Few businesses can completely encumber their assets through conventional commercial loans. They may have poor credit or too little cash flow for interest payments. And in today’s economy, getting loans is indeed difficult. Fortunately, other obligations – as well as cash loans – can serve as the basis for a lien. Liens are commonly used to secure all types of obligations in the normal course of business, and these liens are every bit as valid as cash loans.
Furthermore, a lien securing an executory obligation may be more advantageous in some ways over a lien securing a cash loan. For example, there is generally no negative tax or economic consequence from fulfilling or failing to fulfill an executory obligation. You may also have no immediate interest expense. We might structure a security agreement so that the lien is not reduced or paid down until the obligation is fully completed. We can even structure the agreement so that the lien amount increases until the obligation is fulfilled. The secured obligation ensures that the asset never has value to other creditors. Moreover, if your business doesn’t have the cash to pay down a conventional loan, your ‘protected’ property will then be in danger of foreclosure. However, cash shortages won’t affect your ability to fulfill non-monetary obligations, (or rather you could arrange a monetary obligation with a ‘friendly’ entity) so foreclosure wouldn’t be a problem. Nor need you worry about how you’ll get $500,000 to equity-strip a $500,000 business. Cash loans are quantifiable. You can’t get a ‘large’ lien to secure a small loan. However, certain obligations are difficult to quantify. You then have far greater leeway to structure an obligation of ‘equivalent value’ to the cash value of the lien. How then can you create a bona fide obligation to justify a valid lien on your business or other property?

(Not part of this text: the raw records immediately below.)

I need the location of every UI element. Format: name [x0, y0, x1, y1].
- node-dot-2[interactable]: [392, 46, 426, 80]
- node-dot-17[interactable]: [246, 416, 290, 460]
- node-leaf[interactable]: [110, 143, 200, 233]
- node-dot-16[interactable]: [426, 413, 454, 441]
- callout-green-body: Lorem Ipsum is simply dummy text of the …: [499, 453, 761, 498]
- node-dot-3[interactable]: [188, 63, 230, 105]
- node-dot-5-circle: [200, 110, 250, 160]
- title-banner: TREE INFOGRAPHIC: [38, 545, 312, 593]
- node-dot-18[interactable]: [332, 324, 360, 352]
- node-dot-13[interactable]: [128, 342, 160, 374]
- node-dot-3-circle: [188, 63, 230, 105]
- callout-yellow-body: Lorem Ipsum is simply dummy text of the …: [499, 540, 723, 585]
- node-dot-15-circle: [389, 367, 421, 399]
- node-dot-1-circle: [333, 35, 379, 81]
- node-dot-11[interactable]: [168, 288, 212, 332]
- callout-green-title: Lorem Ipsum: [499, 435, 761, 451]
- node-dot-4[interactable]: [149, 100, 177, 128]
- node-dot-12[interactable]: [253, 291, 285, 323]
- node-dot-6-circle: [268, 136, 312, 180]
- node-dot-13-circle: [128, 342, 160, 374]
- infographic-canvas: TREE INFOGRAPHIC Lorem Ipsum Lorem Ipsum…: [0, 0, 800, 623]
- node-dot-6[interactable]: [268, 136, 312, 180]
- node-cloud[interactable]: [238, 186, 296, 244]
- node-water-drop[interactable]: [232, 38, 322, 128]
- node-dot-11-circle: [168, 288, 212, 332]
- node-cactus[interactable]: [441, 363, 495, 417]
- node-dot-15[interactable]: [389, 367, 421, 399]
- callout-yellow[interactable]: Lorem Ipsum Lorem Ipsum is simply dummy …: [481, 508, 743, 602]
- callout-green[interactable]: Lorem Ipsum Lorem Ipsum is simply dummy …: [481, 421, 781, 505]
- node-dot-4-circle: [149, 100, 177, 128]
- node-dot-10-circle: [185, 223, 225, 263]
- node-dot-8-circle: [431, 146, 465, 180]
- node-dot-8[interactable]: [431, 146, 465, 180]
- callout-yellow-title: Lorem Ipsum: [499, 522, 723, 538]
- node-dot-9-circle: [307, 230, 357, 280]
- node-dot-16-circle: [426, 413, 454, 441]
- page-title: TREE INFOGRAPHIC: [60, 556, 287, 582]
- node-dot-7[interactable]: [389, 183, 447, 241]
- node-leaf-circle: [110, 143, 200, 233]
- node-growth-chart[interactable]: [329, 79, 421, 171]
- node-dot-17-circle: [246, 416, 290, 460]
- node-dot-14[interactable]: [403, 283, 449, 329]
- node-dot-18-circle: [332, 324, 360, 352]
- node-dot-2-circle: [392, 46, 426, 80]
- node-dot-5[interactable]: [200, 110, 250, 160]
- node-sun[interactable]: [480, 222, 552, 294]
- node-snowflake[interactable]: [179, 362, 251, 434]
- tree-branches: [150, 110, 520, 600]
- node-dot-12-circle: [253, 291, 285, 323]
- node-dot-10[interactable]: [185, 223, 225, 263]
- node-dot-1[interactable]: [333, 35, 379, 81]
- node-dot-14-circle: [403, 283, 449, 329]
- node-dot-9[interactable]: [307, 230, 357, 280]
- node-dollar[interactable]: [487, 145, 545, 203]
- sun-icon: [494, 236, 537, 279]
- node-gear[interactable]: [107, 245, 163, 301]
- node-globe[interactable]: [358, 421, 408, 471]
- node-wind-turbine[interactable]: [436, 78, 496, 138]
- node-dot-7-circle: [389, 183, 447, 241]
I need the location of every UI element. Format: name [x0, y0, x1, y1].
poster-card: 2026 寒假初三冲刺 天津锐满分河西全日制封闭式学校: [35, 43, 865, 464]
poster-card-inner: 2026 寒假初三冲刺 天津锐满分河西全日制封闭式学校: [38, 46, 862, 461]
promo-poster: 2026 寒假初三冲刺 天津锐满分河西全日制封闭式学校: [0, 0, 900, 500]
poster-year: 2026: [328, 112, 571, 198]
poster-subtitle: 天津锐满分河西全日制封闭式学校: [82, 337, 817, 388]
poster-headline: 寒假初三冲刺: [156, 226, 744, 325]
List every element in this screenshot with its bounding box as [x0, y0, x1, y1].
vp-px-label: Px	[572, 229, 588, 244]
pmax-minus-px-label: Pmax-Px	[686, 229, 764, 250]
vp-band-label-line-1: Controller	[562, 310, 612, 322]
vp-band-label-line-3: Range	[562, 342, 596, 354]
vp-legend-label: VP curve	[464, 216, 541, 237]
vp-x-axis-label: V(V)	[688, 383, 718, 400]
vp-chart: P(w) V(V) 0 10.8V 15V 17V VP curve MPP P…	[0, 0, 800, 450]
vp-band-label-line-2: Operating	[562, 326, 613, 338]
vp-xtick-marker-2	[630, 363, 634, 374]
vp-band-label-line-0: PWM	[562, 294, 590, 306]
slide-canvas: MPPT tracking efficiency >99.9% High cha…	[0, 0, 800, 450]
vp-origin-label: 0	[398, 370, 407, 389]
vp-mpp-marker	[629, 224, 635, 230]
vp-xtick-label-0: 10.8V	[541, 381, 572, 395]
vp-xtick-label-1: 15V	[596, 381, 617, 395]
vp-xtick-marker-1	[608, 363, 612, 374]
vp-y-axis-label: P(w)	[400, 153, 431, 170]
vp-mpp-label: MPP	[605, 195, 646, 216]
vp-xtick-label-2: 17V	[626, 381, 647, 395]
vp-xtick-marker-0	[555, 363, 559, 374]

One advanced and innovative method to equity-strip a business, or any other asset, is through the LLC capitalization technique. Two parties would form a limited liability company (LLC) to run a business, whether to consult or to invest. Each member can obligate the other, per written agreement, to contribute capital (assets) to the company so that it has funds to operate. One member contributes a smaller amount of assets up front to capitalize the company. This would be in exchange for a small ownership interest (usually 1-5 percent). The other member promises to make a large capital contribution over time in exchange for an upfront majority ownership interest in the company (95-99 percent). Because the first member contributed his capital up front, and the second member contributed nothing – the LLC liens the second member’s property to ensure that the second member fulfills his obligation to capitalize the LLC over time. As long as the LLC is not considered an ‘insider’ under applicable fraudulent transfer law, the obligation is valid, its fulfillment demonstrable, and the transaction ‘makes sense’ in a business context, you can create a rock-solid lien against the second member’s property or business to secure the executory obligation. Again, the ‘devil is in the details’. It must be properly structured so it’s not seen as a sham on the courts or creditors. This takes sophisticated planning.
There are other examples. Lease agreements often contain a lessor’s lien clause. These liens are not part of an intentional asset protection program; still these liens arise in the normal course of business. The lessor wants to make sure that the lessee fulfills his lease obligations. The lessor then encumbers the lessee’s accounts receivable, furniture, equipment, inventory and other assets. Of course, in this situation, the lessor isn’t actually trying to protect the lessee’s assets against other creditors, yet that is exactly what the lessor is accomplishing. The best type of lessor’s lien, of course, is one held by a friendly lessor. You can then draft the lease and lien terms that best suit your needs.
You have other options. For example, you may sell property from one business to another business and lease it back to the original business. This ‘lease-back’ arrangement has two benefits: You protect the property by titling it to a separate entity, and when you lease the property back to the original entity, you can place a lessor’s lien on a second asset. For example, an LLC could sell an office building to a second LLC, lease the building back to the first LLC and place a lessor’s lien on the first LLC’s accounts receivable. As simple as the concept appears, a lessor’s lien in this or similar circumstances still requires skillful implementation. The goal is to transfer the original asset into a separate entity in a way that it won’t be considered a fraudulent transfer.